Magic

What does the crystal ball mean?

The following discussion is intended for non-experts of data science to explain the meaning behind the cyrstal ball shown on the Home page.

The image of the crystal ball is meant to assist you in answering the question: "What sets data science apart?" Subsequently, the following discussion aims to provide an informal response to this inquiry.

Throughout human history, forecasting the future has been a subject of great fascination due to its potential to prepare for various misfortunes and disasters. About two thousand years ago, the use of crystal balls was introduced, adding an element of showmanship to the practice of fortune-telling, as it was believed to enable a connection with higher powers. The ideas was to "see" inside the crystal ball the answers to questions raised about the future.

Even if one lacks the power to alter the future, simply possessing knowledge of future events carries great value. This is exemplified by the anticipation of forthcoming lottery number draws.

To this day, no one has created a working crystal ball, but the closest approximation we have is prediction models. Specifically, based on mathematics, many different prediction models have been introduced in statistics, machine learning and artificial intelligence summarized by their ability to make predictions.

While many early prediction models, especially in statistics, were parametric, it became increasingly clear that "data" played a crucial role in shaping their development. This shift led to the emergence of non-parametric models, including deep learning models, and the establishment of data science as a distinct research field.

On a note of caution, we would like to mention that it is clear that such prediction models will never be perfect crystal balls, allowing us to forecast the future without error. Instead, a prediction model is bound by the "problem of induction" [1] and should be viewed as systematic reasoning rather than a magical device.

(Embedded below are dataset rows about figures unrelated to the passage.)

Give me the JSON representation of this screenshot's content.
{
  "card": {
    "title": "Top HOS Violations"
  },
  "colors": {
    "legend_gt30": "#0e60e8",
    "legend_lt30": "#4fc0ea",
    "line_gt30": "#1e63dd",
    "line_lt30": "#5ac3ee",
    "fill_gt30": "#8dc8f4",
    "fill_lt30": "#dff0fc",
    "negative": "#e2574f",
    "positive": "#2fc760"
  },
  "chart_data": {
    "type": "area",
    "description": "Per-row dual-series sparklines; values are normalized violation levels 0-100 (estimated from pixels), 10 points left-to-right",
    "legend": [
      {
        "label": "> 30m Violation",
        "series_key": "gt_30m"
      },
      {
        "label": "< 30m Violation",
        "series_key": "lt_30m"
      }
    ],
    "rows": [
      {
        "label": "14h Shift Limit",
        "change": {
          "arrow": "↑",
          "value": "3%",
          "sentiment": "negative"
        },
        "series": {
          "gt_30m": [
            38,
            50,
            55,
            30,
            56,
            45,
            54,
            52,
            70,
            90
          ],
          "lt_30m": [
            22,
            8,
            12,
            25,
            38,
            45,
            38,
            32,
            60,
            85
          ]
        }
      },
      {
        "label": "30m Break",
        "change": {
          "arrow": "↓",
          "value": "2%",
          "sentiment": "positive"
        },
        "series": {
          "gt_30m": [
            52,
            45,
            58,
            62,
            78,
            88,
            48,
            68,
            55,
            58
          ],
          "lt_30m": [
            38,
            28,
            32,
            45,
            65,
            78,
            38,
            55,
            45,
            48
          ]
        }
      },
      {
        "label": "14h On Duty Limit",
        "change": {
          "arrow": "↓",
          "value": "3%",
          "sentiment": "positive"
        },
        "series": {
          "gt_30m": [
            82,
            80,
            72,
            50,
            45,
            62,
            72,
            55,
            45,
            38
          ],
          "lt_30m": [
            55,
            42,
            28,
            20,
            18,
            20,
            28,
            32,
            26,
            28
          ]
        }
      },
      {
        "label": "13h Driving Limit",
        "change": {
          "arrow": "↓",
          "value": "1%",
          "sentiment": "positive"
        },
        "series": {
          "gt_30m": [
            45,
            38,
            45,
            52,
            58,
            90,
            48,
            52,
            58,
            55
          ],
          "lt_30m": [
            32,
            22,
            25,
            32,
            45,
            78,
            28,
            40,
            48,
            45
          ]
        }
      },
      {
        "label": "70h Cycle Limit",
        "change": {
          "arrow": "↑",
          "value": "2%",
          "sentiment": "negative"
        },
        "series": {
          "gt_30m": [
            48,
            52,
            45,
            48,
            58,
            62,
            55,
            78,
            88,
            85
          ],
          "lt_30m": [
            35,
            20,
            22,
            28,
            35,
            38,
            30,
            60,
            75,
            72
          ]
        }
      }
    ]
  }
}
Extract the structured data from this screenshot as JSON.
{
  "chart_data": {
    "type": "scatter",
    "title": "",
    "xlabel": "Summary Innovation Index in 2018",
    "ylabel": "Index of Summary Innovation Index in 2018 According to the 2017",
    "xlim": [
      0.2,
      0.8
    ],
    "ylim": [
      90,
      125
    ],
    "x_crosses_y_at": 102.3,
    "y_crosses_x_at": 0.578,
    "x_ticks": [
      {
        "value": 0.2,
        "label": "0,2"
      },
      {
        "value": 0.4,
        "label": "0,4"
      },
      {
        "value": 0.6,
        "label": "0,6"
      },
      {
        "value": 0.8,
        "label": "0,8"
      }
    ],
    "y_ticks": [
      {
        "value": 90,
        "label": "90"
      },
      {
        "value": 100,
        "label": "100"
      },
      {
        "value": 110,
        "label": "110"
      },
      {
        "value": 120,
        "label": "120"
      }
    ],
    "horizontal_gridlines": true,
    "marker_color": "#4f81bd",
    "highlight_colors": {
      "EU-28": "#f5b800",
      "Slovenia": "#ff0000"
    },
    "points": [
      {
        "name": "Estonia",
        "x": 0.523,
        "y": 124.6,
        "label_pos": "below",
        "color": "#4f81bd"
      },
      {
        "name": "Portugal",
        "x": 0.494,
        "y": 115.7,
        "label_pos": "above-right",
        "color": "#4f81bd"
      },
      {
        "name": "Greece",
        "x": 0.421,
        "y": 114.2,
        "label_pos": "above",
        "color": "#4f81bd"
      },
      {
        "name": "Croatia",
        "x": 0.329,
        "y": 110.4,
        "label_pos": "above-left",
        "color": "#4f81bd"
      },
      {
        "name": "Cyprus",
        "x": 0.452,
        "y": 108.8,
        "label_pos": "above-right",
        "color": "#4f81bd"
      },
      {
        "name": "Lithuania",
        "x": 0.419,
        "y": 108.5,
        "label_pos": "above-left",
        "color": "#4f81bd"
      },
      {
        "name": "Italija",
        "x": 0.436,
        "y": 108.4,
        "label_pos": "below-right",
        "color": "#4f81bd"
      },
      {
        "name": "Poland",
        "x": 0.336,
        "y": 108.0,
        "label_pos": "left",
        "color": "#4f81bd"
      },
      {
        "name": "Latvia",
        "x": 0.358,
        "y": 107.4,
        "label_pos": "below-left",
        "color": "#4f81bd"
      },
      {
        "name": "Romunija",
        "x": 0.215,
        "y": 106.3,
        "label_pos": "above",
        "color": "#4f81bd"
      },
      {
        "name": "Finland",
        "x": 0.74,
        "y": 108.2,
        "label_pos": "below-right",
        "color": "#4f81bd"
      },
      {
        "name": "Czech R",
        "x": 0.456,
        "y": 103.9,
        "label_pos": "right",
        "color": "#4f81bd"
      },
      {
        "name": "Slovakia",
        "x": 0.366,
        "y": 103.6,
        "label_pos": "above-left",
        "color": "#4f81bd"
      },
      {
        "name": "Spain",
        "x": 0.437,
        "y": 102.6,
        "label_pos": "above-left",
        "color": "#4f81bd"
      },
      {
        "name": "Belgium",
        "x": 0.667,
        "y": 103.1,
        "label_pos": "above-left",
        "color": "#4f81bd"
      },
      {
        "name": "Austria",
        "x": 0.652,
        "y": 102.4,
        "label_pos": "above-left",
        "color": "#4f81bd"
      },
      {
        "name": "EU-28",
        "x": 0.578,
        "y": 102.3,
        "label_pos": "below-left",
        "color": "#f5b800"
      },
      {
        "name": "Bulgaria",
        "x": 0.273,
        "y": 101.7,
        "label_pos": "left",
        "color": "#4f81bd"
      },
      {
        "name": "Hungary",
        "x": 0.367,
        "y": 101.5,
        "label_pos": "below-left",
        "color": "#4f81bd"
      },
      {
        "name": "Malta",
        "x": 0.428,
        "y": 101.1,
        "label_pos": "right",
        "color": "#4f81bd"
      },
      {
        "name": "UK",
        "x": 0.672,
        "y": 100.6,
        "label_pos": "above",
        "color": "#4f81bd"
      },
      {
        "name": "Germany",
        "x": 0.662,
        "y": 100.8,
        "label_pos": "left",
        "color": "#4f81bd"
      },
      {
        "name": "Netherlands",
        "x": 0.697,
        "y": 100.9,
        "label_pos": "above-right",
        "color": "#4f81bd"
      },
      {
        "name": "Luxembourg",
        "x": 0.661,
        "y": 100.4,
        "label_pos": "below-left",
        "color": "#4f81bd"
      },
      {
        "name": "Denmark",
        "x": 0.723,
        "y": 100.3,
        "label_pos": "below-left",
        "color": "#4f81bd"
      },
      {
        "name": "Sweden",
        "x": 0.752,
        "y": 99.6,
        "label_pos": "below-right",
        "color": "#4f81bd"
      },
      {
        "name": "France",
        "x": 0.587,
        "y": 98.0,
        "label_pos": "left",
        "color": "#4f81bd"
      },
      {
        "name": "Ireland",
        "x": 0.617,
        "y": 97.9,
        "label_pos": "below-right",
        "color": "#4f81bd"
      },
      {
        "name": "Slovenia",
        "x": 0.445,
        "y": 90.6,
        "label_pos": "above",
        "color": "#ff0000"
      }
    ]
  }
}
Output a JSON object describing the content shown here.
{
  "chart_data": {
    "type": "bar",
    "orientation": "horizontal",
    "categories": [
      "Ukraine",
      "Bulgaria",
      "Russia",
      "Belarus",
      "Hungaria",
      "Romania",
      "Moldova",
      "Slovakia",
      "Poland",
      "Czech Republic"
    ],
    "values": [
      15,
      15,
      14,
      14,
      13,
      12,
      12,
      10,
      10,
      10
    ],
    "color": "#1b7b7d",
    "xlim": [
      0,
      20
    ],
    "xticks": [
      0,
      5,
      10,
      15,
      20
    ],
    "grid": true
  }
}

The latter can be quantified by means of the expected generalization error [2,3].

This means that data science and the predictions it generates may seem magical, but they are simply the application of mathematics.

In order to emphasize this miraculous aspect of data science The Economist published in May 2017 an article titled "The world’s most valuable resource is no longer oil, but data".

In summary, data science models can be metaphorically viewed as mathematical crystal balls, constrained by the laws of prediction.

Digital twin

In recent years, a model emerged that is even more similar to a crystal ball than a prediction model and that is a digital twin [4]. Briefly, a digital twin is a simulation model, i.e., a complex system, with an updating mechanism that allows to emulate real world objects. Hence, it is a simulation model able to learn. Early examples of a digital twin were simulation models of jet engines or manufacturing processes.

Lately, similar ideas are used for problems in medicine to develop digital twins of patients, e.g., for investigating treatment options.

It is clear that a digital twin can never be a perfect model of "reality" but the idea is to find cases where it can still have utility. In this sence the famous phrase by George Box comes to mind who stated:

“All models are wrong, but some are useful.”

A digital twin is more similar to a crystal ball because its aim is to make predictions not based on any mathematical model but on a simulation model that replicates important aspects of a real-world object. This implies also that a simulation model bears some form of explainability that sets it appart from black-box prediction models.

Overall, the combination of models from data science and complex systems appears to be a promising fusion for obtaining high-quality prediction models that are also explainable.

We would like to refer to the following publications that provide conceptual information about the expected generalization error and the problem of induction.

Henderson, L. The Problem of Induction (2022). Stanford Encyclopedia of Philosophy.
Emmert-Streib, F., & Dehmer, M. (2019). Evaluation of regression models: Model assessment, model selection and generalization error. Machine learning and knowledge extraction, 1(1), 521-551.
Chapter 18 in Emmert-Streib, F., Moutari, S., & Dehmer, M. (2023). Elements of Data Science, Machine Learning, and Artificial Intelligence Using R. Springer Nature.
Emmert-Streib, F. (2023). Defining a Digital Twin: A Data Science-Based Unification. Machine Learning and Knowledge Extraction, 5(3), 1036-1054.